Gelfond has run a prior strategic move during his tenure that did not produce an outright sale. In 2014 the company carved out IMAX China through a separate Hong Kong listing rather than a full divestiture, with CMC Capital Partners and FountainVest Partners taking a 20% stake for $80 million. The episode reinforced his preference for keeping the platform standalone, a stance Rosenblatt’s Steve Frankel echoed in his note this week.
What’s different now is the comparable set. Sphere Entertainment’s Las Vegas valuation, the willingness of tech platforms to pay strategic premiums for content-adjacent assets, and a depressed multiplex sector that makes standalone exhibition look fragile have all moved the math. A board that turned away interest at lower share prices in earlier cycles sees a different curve at $40.
The Auction Calendar Studios Are Watching
The clock that matters is the 2027 release slate. Studios begin locking IMAX windows 12 to 18 months ahead of release.

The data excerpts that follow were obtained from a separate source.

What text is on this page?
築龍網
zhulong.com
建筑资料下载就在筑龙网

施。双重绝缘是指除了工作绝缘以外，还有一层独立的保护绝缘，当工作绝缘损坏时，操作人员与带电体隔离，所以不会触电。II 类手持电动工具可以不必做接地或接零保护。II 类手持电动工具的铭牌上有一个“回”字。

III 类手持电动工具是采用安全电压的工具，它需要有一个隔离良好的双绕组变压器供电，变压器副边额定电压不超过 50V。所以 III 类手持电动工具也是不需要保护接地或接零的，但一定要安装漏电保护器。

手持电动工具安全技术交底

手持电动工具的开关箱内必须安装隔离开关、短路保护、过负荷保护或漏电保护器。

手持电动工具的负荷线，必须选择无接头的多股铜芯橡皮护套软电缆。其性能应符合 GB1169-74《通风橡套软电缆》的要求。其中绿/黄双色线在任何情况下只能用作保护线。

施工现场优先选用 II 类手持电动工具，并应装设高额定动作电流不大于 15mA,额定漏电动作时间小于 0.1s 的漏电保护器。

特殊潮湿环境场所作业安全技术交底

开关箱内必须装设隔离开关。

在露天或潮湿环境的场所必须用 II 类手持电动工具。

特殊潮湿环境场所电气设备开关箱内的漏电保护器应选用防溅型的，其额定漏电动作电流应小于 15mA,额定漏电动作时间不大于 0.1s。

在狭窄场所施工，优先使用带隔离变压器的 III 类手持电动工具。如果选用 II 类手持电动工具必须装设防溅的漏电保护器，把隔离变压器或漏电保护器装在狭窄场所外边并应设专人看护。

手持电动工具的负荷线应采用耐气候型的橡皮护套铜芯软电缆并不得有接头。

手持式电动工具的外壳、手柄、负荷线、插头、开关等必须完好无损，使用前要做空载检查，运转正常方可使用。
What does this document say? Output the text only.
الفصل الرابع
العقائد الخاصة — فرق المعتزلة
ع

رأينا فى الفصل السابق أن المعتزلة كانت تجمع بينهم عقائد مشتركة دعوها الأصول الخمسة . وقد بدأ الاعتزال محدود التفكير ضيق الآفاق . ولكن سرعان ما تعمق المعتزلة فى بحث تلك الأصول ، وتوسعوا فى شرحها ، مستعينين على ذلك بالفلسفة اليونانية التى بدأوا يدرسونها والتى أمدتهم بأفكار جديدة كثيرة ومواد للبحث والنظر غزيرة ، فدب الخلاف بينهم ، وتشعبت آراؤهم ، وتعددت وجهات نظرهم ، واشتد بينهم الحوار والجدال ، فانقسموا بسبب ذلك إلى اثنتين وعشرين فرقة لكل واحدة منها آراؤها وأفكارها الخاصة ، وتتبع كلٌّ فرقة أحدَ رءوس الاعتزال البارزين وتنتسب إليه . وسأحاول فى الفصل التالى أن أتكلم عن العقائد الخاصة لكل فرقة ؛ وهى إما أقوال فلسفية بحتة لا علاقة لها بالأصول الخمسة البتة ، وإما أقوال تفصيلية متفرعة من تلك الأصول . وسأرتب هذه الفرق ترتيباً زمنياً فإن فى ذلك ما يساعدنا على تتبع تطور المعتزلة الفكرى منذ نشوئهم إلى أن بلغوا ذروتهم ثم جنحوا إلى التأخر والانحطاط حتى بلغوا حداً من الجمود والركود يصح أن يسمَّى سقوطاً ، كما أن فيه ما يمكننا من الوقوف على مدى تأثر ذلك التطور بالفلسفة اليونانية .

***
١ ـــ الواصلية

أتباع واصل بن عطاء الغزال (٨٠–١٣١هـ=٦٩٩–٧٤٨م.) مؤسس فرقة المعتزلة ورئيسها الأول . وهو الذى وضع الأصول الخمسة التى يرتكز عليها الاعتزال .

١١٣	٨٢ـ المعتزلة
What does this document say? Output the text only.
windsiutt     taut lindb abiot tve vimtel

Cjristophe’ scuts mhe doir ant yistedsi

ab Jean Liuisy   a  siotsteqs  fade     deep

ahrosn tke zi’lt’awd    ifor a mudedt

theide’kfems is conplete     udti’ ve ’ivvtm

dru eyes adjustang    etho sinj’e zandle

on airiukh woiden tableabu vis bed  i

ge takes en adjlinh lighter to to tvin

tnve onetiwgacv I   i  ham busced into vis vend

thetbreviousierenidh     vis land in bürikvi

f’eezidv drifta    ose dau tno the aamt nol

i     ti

The 2027 summer corridor already has multiple announced franchise tentpoles competing for anchor IMAX weeks. Negotiations for those windows are happening now, in parallel with whatever the sale process becomes. A drawn-out process that runs into late 2026 could leave 2027 window allocations in limbo, which favors studios that already have signed window deals and disadvantages those still negotiating.
The company’s Q1 8-K release of operating commentary reaffirmed the $1.4 billion box-office target without mentioning the sale exploration, which is consistent with a process the board has not formally launched. The phrasing matters because formal launches trigger disclosure obligations the company would prefer to avoid until the bidder field is set.
If a strategic buyer prevails, premium release windows tighten for studios outside the owner’s slate by the 2027 summer corridor, and rev-share economics get renegotiated on every contract that comes up for renewal. If private equity or sovereign wealth wins, the licensing platform continues largely as-is, with the cultural calendar dictating the cash flow and the format staying neutral across studios. If the talks dissolve and IMAX stays independent, the question moves to whether the share price holds the May 22 reset or gives back the takeover premium.
The first real signal will be whether IMAX names a financial advisor in the next quarter. Until it does, the company sits in the part of an M&A process where everything is preliminary and nothing is binding, including the assumption that any of this finishes in a sale at all.